Posted by R. Berg on October 24, 2002

In Reply to: Regional pronunciations posted by Bob on October 24, 2002

: : : : A purely idle question, but it made me wonder. I was watching some US-made nature show with my daughter over the weekend - all about protecting parts of the Hawaiian coastline from overfishing, so a worthy cause indeed. That's hardly the point though. Part of the scheme to monitor fish stocks involved divers going down at marked areas to count fish types and numbers. These areas were marked with buoys, which we over here in the UK pronounce to sound exactly the same as "boys". However the diver being interviewed at the time, who was some marine biologist PhD from the US, called them "boo-weeze". Is this the typical pronunciation in the US?

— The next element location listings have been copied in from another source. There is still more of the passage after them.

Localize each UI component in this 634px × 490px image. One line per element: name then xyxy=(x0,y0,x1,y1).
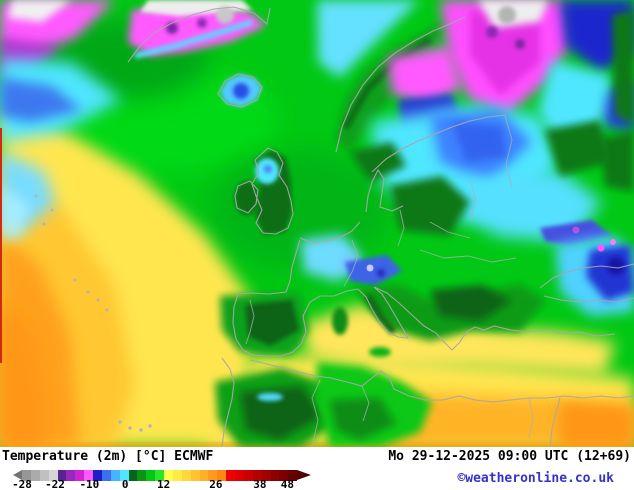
greenland-tip xyxy=(128,0,266,59)
copyright-link[interactable]: ©weatheronline.co.uk xyxy=(457,471,614,486)
map-datetime: Mo 29-12-2025 09:00 UTC (12+69) xyxy=(388,449,631,464)
legend-color-segment xyxy=(30,470,40,481)
legend-color-segment xyxy=(57,470,67,481)
legend-color-segment xyxy=(155,470,164,481)
legend-color-segment xyxy=(84,470,93,481)
legend-color-segment xyxy=(146,470,156,481)
legend-arrow-left xyxy=(13,470,22,480)
atlas-mountains-green xyxy=(215,362,432,447)
legend-color-segment xyxy=(190,470,200,481)
legend-color-segment xyxy=(270,470,280,481)
legend-color-segment xyxy=(110,470,120,481)
caption-row: Temperature (2m) [°C] ECMWF Mo 29-12-202… xyxy=(0,448,634,465)
scandinavia-cold-region xyxy=(317,0,466,162)
legend-colorbar-segments xyxy=(22,470,298,481)
temperature-map xyxy=(0,0,634,447)
legend-color-segment xyxy=(235,470,244,481)
legend-color-segment xyxy=(164,470,173,481)
legend-color-segment xyxy=(181,470,191,481)
legend-color-segment xyxy=(208,470,218,481)
legend-color-segment xyxy=(261,470,271,481)
legend-tick-label: 48 xyxy=(280,478,294,490)
map-canvas xyxy=(0,0,634,447)
legend-color-segment xyxy=(226,470,235,481)
arctic-northwest-region xyxy=(0,0,122,240)
legend-tick-label: 12 xyxy=(157,478,171,490)
legend-color-segment xyxy=(128,470,138,481)
legend-color-segment xyxy=(93,470,102,481)
legend-color-segment xyxy=(137,470,147,481)
country-borders xyxy=(245,115,534,447)
legend-tick-label: -28 xyxy=(12,478,32,490)
legend-tick-label: 38 xyxy=(253,478,267,490)
legend-color-segment xyxy=(22,470,31,481)
warm-southwest-region xyxy=(0,105,255,447)
coastlines xyxy=(127,6,634,447)
legend-color-segment xyxy=(217,470,227,481)
legend-color-segment xyxy=(199,470,209,481)
legend-color-segment xyxy=(252,470,262,481)
legend-color-segment xyxy=(243,470,253,481)
north-scandinavia-extreme-cold xyxy=(440,0,572,116)
turkey-blacksea-cold xyxy=(555,235,634,316)
islands-speckles xyxy=(34,194,152,432)
uk-ireland xyxy=(235,150,292,235)
legend-ticks: -28 -22 -10 0 12 26 38 48 xyxy=(12,478,297,490)
legend-color-segment xyxy=(101,470,111,481)
legend-tick-label: 26 xyxy=(209,478,223,490)
legend-color-segment xyxy=(39,470,49,481)
legend-color-segment xyxy=(172,470,182,481)
legend-color-segment xyxy=(66,470,76,481)
legend-color-segment xyxy=(48,470,58,481)
legend-color-segment xyxy=(75,470,85,481)
map-title: Temperature (2m) [°C] ECMWF xyxy=(2,449,214,464)
iceland xyxy=(220,74,262,107)
left-edge-strip xyxy=(0,128,2,363)
legend-color-segment xyxy=(279,470,289,481)
legend-tick-label: -10 xyxy=(79,478,100,490)
legend-tick-label: -22 xyxy=(45,478,65,490)
legend-color-segment xyxy=(288,470,298,481)
legend-tick-label: 0 xyxy=(121,478,129,490)
legend-color-segment xyxy=(119,470,129,481)
legend-arrow-right xyxy=(297,470,311,480)
iberia-land xyxy=(220,292,309,355)
land-green-patches xyxy=(350,120,612,236)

: : : Yes, that is the way it is pronounced over here in the good ol' US of A.

: : : I was in the Philadelphia area recently and people down there pronounce the days of the week with -dee endings as in "Tues-Dee thru Fri-Dee I will be out of the office". A subset within a subset.

: : : The link below will show both pronunciations at Webster. Just click on the little speaker.

: : Merriam is not allowing direct linking anymore it seems.
: : Also a typo---I left out the "n" in pronunciation.
: : Sorry bout that!

: Lubricant discussion overheard on a Baltimore, Maryland (or, rather, Balmer Merlin) streetcorner: "Did you know in Brooklyn they say erl instead of ahl?"

In my part of the western US, "buoy" and "boy" are homonyms.